The School was much more than Miss Behrend, though. Through studying with her, I joined the Friday night program. I like to think that much of what I learned about how to be a good citizen — to be thoughtful, attentive, open to differing opinions, flexible, generous, adaptable — came through hundreds of hours of chamber music instruction at the school. Chamber music for me was my home. I never was as brilliant a solo violinist as I was a chamber musician, and I certainly didn’t feel the same passion for the orchestra as I did for smaller groups. Chamber music just made sense. Over my years at SFS, I played with many different students, in many different arrangements, and with many different coaches. Sasha, Miss Keats, and Maxine were my main guides. There is something incredibly unique about the challenge of playing chamber music: to master your part and focus on executing that in the moment, but to be alive to the fact that you are playing with other individuals, to be sensitive enough to each of the other instruments that you can change what you’re doing on a dime without losing your own internal process. I am now a practicing OB/GYN, and when asked why I’m so calm and efficient in an emergency, I always credit chamber music, which some people find bizarre, but I mean completely sincerely. I’m used to running on high adrenaline, processing many layers of information at the same time, sorting and prioritizing different senses, and working collaboratively while having a highlighted role within a group. So, to that end, I think, quite simply, that my chamber music instruction made me a better person and doctor.
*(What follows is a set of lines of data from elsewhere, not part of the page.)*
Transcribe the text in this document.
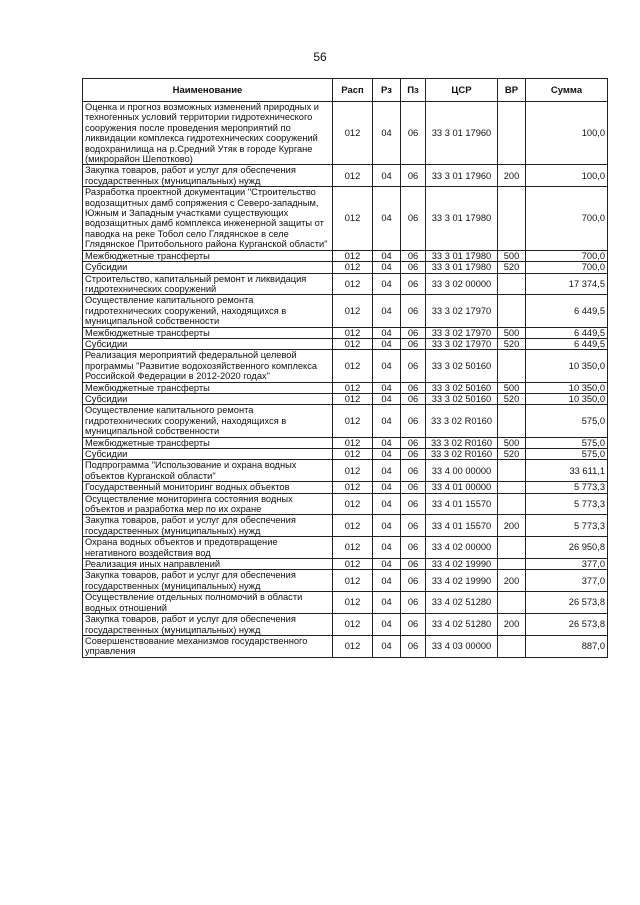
56
Наименование	Расп	Рз	Пз	ЦСР	ВР	Сумма
Оценка и прогноз возможных изменений природных и техногенных условий территории гидротехнического сооружения после проведения мероприятий по ликвидации комплекса гидротехнических сооружений водохранилища на р.Средний Утяк в городе Кургане (микрорайон Шепотково)	012	04	06	33 3 01 17960		100,0
Закупка товаров, работ и услуг для обеспечения государственных (муниципальных) нужд	012	04	06	33 3 01 17960	200	100,0
Разработка проектной документации "Строительство водозащитных дамб сопряжения с Северо-западным, Южным и Западным участками существующих водозащитных дамб комплекса инженерной защиты от паводка на реке Тобол село Глядянское в селе Глядянское Притобольного района Курганской области"	012	04	06	33 3 01 17980		700,0
Межбюджетные трансферты	012	04	06	33 3 01 17980	500	700,0
Субсидии	012	04	06	33 3 01 17980	520	700,0
Строительство, капитальный ремонт и ликвидация гидротехнических сооружений	012	04	06	33 3 02 00000		17 374,5
Осуществление капитального ремонта гидротехнических сооружений, находящихся в муниципальной собственности	012	04	06	33 3 02 17970		6 449,5
Межбюджетные трансферты	012	04	06	33 3 02 17970	500	6 449,5
Субсидии	012	04	06	33 3 02 17970	520	6 449,5
Реализация мероприятий федеральной целевой программы "Развитие водохозяйственного комплекса Российской Федерации в 2012-2020 годах"	012	04	06	33 3 02 50160		10 350,0
Межбюджетные трансферты	012	04	06	33 3 02 50160	500	10 350,0
Субсидии	012	04	06	33 3 02 50160	520	10 350,0
Осуществление капитального ремонта гидротехнических сооружений, находящихся в муниципальной собственности	012	04	06	33 3 02 R0160		575,0
Межбюджетные трансферты	012	04	06	33 3 02 R0160	500	575,0
Субсидии	012	04	06	33 3 02 R0160	520	575,0
Подпрограмма "Использование и охрана водных объектов Курганской области"	012	04	06	33 4 00 00000		33 611,1
Государственный мониторинг водных объектов	012	04	06	33 4 01 00000		5 773,3
Осуществление мониторинга состояния водных объектов и разработка мер по их охране	012	04	06	33 4 01 15570		5 773,3
Закупка товаров, работ и услуг для обеспечения государственных (муниципальных) нужд	012	04	06	33 4 01 15570	200	5 773,3
Охрана водных объектов и предотвращение негативного воздействия вод	012	04	06	33 4 02 00000		26 950,8
Реализация иных направлений	012	04	06	33 4 02 19990		377,0
Закупка товаров, работ и услуг для обеспечения государственных (муниципальных) нужд	012	04	06	33 4 02 19990	200	377,0
Осуществление отдельных полномочий в области водных отношений	012	04	06	33 4 02 51280		26 573,8
Закупка товаров, работ и услуг для обеспечения государственных (муниципальных) нужд	012	04	06	33 4 02 51280	200	26 573,8
Совершенствование механизмов государственного управления	012	04	06	33 4 03 00000		887,0
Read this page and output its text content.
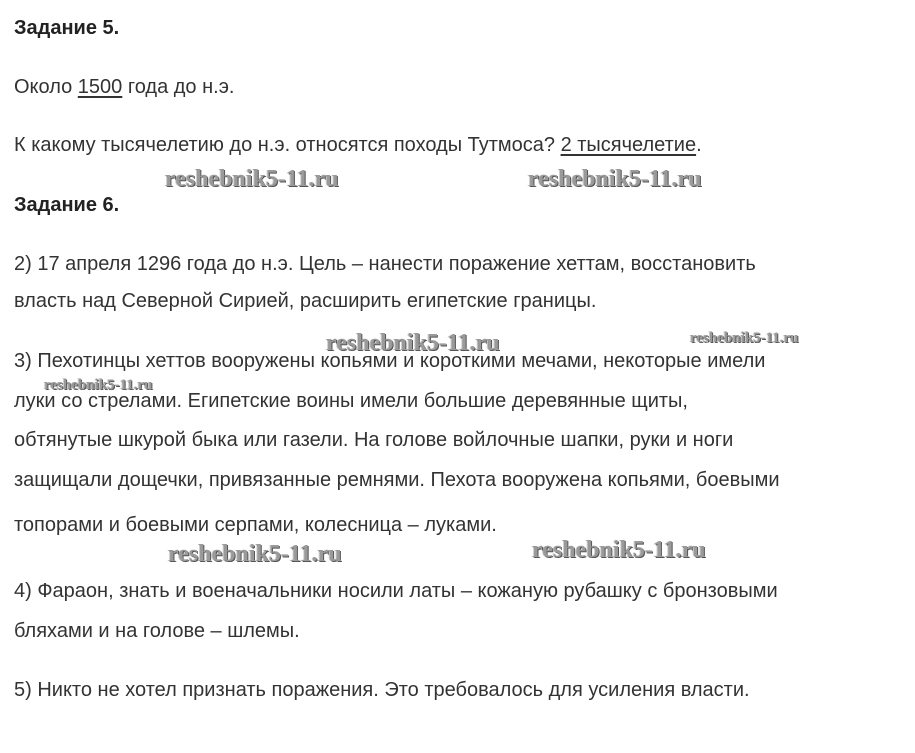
Задание 5.
Около 1500 года до н.э.
К какому тысячелетию до н.э. относятся походы Тутмоса? 2 тысячелетие.
Задание 6.
2) 17 апреля 1296 года до н.э. Цель – нанести поражение хеттам, восстановить
власть над Северной Сирией, расширить египетские границы.
3) Пехотинцы хеттов вооружены копьями и короткими мечами, некоторые имели
луки со стрелами. Египетские воины имели большие деревянные щиты,
обтянутые шкурой быка или газели. На голове войлочные шапки, руки и ноги
защищали дощечки, привязанные ремнями. Пехота вооружена копьями, боевыми
топорами и боевыми серпами, колесница – луками.
4) Фараон, знать и военачальники носили латы – кожаную рубашку с бронзовыми
бляхами и на голове – шлемы.
5) Никто не хотел признать поражения. Это требовалось для усиления власти.
reshebnik5-11.ru	reshebnik5-11.ru
reshebnik5-11.ru	reshebnik5-11.ru
reshebnik5-11.ru
reshebnik5-11.ru	reshebnik5-11.ru
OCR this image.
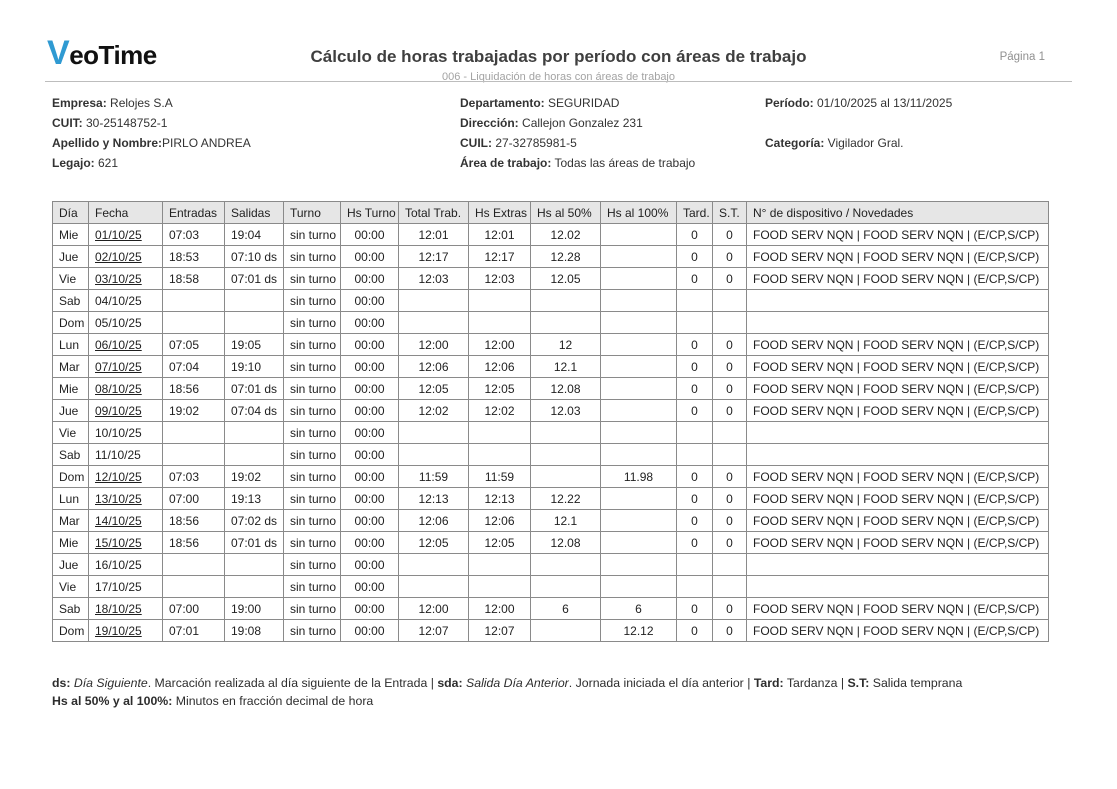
VeoTime	Cálculo de horas trabajadas por período con áreas de trabajo
006 - Liquidación de horas con áreas de trabajo
Página 1
Empresa: Relojes S.A
CUIT: 30-25148752-1
Apellido y Nombre:PIRLO ANDREA
Legajo: 621
Departamento: SEGURIDAD
Dirección: Callejon Gonzalez 231
CUIL: 27-32785981-5
Área de trabajo: Todas las áreas de trabajo
Período: 01/10/2025 al 13/11/2025
Categoría: Vigilador Gral.
Día	Fecha	Entradas	Salidas	Turno	Hs Turno	Total Trab.	Hs Extras	Hs al 50%	Hs al 100%	Tard.	S.T.	N° de dispositivo / Novedades
Mie	01/10/25	07:03	19:04	sin turno	00:00	12:01	12:01	12.02		0	0	FOOD SERV NQN | FOOD SERV NQN | (E/CP,S/CP)
Jue	02/10/25	18:53	07:10 ds	sin turno	00:00	12:17	12:17	12.28		0	0	FOOD SERV NQN | FOOD SERV NQN | (E/CP,S/CP)
Vie	03/10/25	18:58	07:01 ds	sin turno	00:00	12:03	12:03	12.05		0	0	FOOD SERV NQN | FOOD SERV NQN | (E/CP,S/CP)
Sab	04/10/25			sin turno	00:00							
Dom	05/10/25			sin turno	00:00							
Lun	06/10/25	07:05	19:05	sin turno	00:00	12:00	12:00	12		0	0	FOOD SERV NQN | FOOD SERV NQN | (E/CP,S/CP)
Mar	07/10/25	07:04	19:10	sin turno	00:00	12:06	12:06	12.1		0	0	FOOD SERV NQN | FOOD SERV NQN | (E/CP,S/CP)
Mie	08/10/25	18:56	07:01 ds	sin turno	00:00	12:05	12:05	12.08		0	0	FOOD SERV NQN | FOOD SERV NQN | (E/CP,S/CP)
Jue	09/10/25	19:02	07:04 ds	sin turno	00:00	12:02	12:02	12.03		0	0	FOOD SERV NQN | FOOD SERV NQN | (E/CP,S/CP)
Vie	10/10/25			sin turno	00:00							
Sab	11/10/25			sin turno	00:00							
Dom	12/10/25	07:03	19:02	sin turno	00:00	11:59	11:59		11.98	0	0	FOOD SERV NQN | FOOD SERV NQN | (E/CP,S/CP)
Lun	13/10/25	07:00	19:13	sin turno	00:00	12:13	12:13	12.22		0	0	FOOD SERV NQN | FOOD SERV NQN | (E/CP,S/CP)
Mar	14/10/25	18:56	07:02 ds	sin turno	00:00	12:06	12:06	12.1		0	0	FOOD SERV NQN | FOOD SERV NQN | (E/CP,S/CP)
Mie	15/10/25	18:56	07:01 ds	sin turno	00:00	12:05	12:05	12.08		0	0	FOOD SERV NQN | FOOD SERV NQN | (E/CP,S/CP)
Jue	16/10/25			sin turno	00:00							
Vie	17/10/25			sin turno	00:00							
Sab	18/10/25	07:00	19:00	sin turno	00:00	12:00	12:00	6	6	0	0	FOOD SERV NQN | FOOD SERV NQN | (E/CP,S/CP)
Dom	19/10/25	07:01	19:08	sin turno	00:00	12:07	12:07		12.12	0	0	FOOD SERV NQN | FOOD SERV NQN | (E/CP,S/CP)
ds: Día Siguiente. Marcación realizada al día siguiente de la Entrada | sda: Salida Día Anterior. Jornada iniciada el día anterior | Tard: Tardanza | S.T: Salida temprana
Hs al 50% y al 100%: Minutos en fracción decimal de hora
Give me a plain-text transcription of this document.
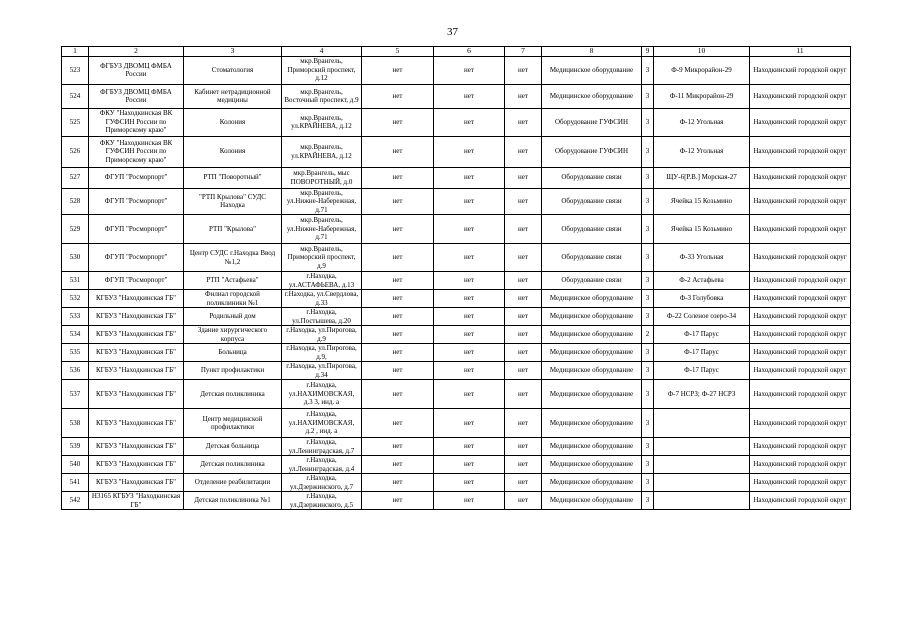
37
1	2	3	4	5	6	7	8	9	10	11
523	ФГБУЗ ДВОМЦ ФМБА России	Стоматология	мкр.Врангель, Приморский проспект, д.12	нет	нет	нет	Медицинское оборудование	3	Ф-9 Микрорайон-29	Находкинский городской округ
524	ФГБУЗ ДВОМЦ ФМБА России	Кабинет нетрадиционной медицины	мкр.Врангель, Восточный проспект, д.9	нет	нет	нет	Медицинское оборудование	3	Ф-11 Микрорайон-29	Находкинский городской округ
525	ФКУ "Находкинская ВК ГУФСИН России по Приморскому краю"	Колония	мкр.Врангель, ул.КРАЙНЕВА, д.12	нет	нет	нет	Оборудование ГУФСИН	3	Ф-12 Угольная	Находкинский городской округ
526	ФКУ "Находкинская ВК ГУФСИН России по Приморскому краю"	Колония	мкр.Врангель, ул.КРАЙНЕВА, д.12	нет	нет	нет	Оборудование ГУФСИН	3	Ф-12 Угольная	Находкинский городской округ
527	ФГУП "Росморпорт"	РТП "Поворотный"	мкр.Врангель, мыс ПОВОРОТНЫЙ, д.0	нет	нет	нет	Оборудование связи	3	ЩУ-6[Р.В.] Морская-27	Находкинский городской округ
528	ФГУП "Росморпорт"	"РТП Крылова" СУДС Находка	мкр.Врангель, ул.Нижне-Набережная, д.71	нет	нет	нет	Оборудование связи	3	Ячейка 15 Козьмино	Находкинский городской округ
529	ФГУП "Росморпорт"	РТП "Крылова"	мкр.Врангель, ул.Нижне-Набережная, д.71	нет	нет	нет	Оборудование связи	3	Ячейка 15 Козьмино	Находкинский городской округ
530	ФГУП "Росморпорт"	Центр СУДС г.Находка Ввод №1,2	мкр.Врангель, Приморский проспект, д.9	нет	нет	нет	Оборудование связи	3	Ф-33 Угольная	Находкинский городской округ
531	ФГУП "Росморпорт"	РТП "Астафьева"	г.Находка, ул.АСТАФЬЕВА, д.13	нет	нет	нет	Оборудование связи	3	Ф-2 Астафьева	Находкинский городской округ
532	КГБУЗ "Находкинская ГБ"	Филиал городской поликлиники №1	г.Находка, ул.Свердлова, д.33	нет	нет	нет	Медицинское оборудование	3	Ф-3 Голубовка	Находкинский городской округ
533	КГБУЗ "Находкинская ГБ"	Родильный дом	г.Находка, ул.Постышева, д.20	нет	нет	нет	Медицинское оборудование	3	Ф-22 Соленое озеро-34	Находкинский городской округ
534	КГБУЗ "Находкинская ГБ"	Здание хирургического корпуса	г.Находка, ул.Пирогова, д.9	нет	нет	нет	Медицинское оборудование	2	Ф-17 Парус	Находкинский городской округ
535	КГБУЗ "Находкинская ГБ"	Больница	г.Находка, ул.Пирогова, д.9,	нет	нет	нет	Медицинское оборудование	3	Ф-17 Парус	Находкинский городской округ
536	КГБУЗ "Находкинская ГБ"	Пункт профилактики	г.Находка, ул.Пирогова, д.34	нет	нет	нет	Медицинское оборудование	3	Ф-17 Парус	Находкинский городской округ
537	КГБУЗ "Находкинская ГБ"	Детская поликлиника	г.Находка, ул.НАХИМОВСКАЯ, д.3 3, инд. а	нет	нет	нет	Медицинское оборудование	3	Ф-7 НСРЗ; Ф-27 НСРЗ	Находкинский городской округ
538	КГБУЗ "Находкинская ГБ"	Центр медицинской профилактики	г.Находка, ул.НАХИМОВСКАЯ, д.2 , инд. а	нет	нет	нет	Медицинское оборудование	3		Находкинский городской округ
539	КГБУЗ "Находкинская ГБ"	Детская больница	г.Находка, ул.Ленинградская, д.7	нет	нет	нет	Медицинское оборудование	3		Находкинский городской округ
540	КГБУЗ "Находкинская ГБ"	Детская поликлиника	г.Находка, ул.Ленинградская, д.4	нет	нет	нет	Медицинское оборудование	3		Находкинский городской округ
541	КГБУЗ "Находкинская ГБ"	Отделение реабилитации	г.Находка, ул.Дзержинского, д.7	нет	нет	нет	Медицинское оборудование	3		Находкинский городской округ
542	Н3165 КГБУЗ "Находкинская ГБ"	Детская поликлиника №1	г.Находка, ул.Дзержинского, д.5	нет	нет	нет	Медицинское оборудование	3		Находкинский городской округ
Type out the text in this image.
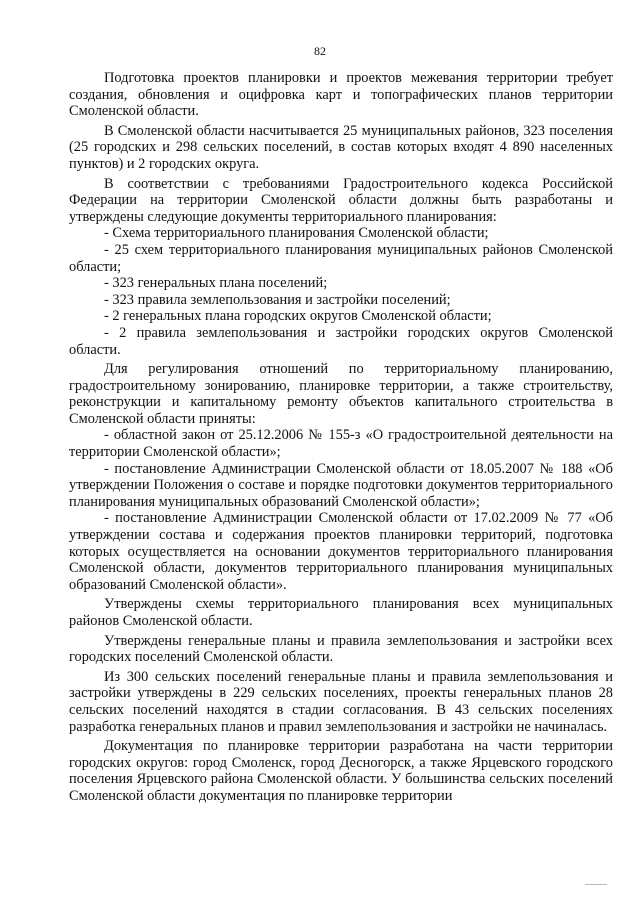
82

Подготовка проектов планировки и проектов межевания территории требует создания, обновления и оцифровка карт и топографических планов территории Смоленской области.

В Смоленской области насчитывается 25 муниципальных районов, 323 поселения (25 городских и 298 сельских поселений, в состав которых входят 4 890 населенных пунктов) и 2 городских округа.

В соответствии с требованиями Градостроительного кодекса Российской Федерации на территории Смоленской области должны быть разработаны и утверждены следующие документы территориального планирования:

- Схема территориального планирования Смоленской области;

- 25 схем территориального планирования муниципальных районов Смоленской области;

- 323 генеральных плана поселений;

- 323 правила землепользования и застройки поселений;

- 2 генеральных плана городских округов Смоленской области;

- 2 правила землепользования и застройки городских округов Смоленской области.

Для регулирования отношений по территориальному планированию, градостроительному зонированию, планировке территории, а также строительству, реконструкции и капитальному ремонту объектов капитального строительства в Смоленской области приняты:

- областной закон от 25.12.2006 № 155-з «О градостроительной деятельности на территории Смоленской области»;

- постановление Администрации Смоленской области от 18.05.2007 № 188 «Об утверждении Положения о составе и порядке подготовки документов территориального планирования муниципальных образований Смоленской области»;

- постановление Администрации Смоленской области от 17.02.2009 № 77 «Об утверждении состава и содержания проектов планировки территорий, подготовка которых осуществляется на основании документов территориального планирования Смоленской области, документов территориального планирования муниципальных образований Смоленской области».

Утверждены схемы территориального планирования всех муниципальных районов Смоленской области.

Утверждены генеральные планы и правила землепользования и застройки всех городских поселений Смоленской области.

Из 300 сельских поселений генеральные планы и правила землепользования и застройки утверждены в 229 сельских поселениях, проекты генеральных планов 28 сельских поселений находятся в стадии согласования. В 43 сельских поселениях разработка генеральных планов и правил землепользования и застройки не начиналась.

Документация по планировке территории разработана на части территории городских округов: город Смоленск, город Десногорск, а также Ярцевского городского поселения Ярцевского района Смоленской области. У большинства сельских поселений Смоленской области документация по планировке территории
Perhaps most importantly, the School was a home to a group of kindred spirits. It’s tough to be a teenager who is passionate about Classical Music. No matter how you cut it, that is not as popular as doing Sports, or Drama, or doing nothing at all. Each Friday night, I had a home with other students who were proud of that passion. Looking back on it, it’s funny that I spent half my weekend nights as a teenager studying and playing music, rather than hanging out with my classmates from school. But that’s what I did, and I loved it.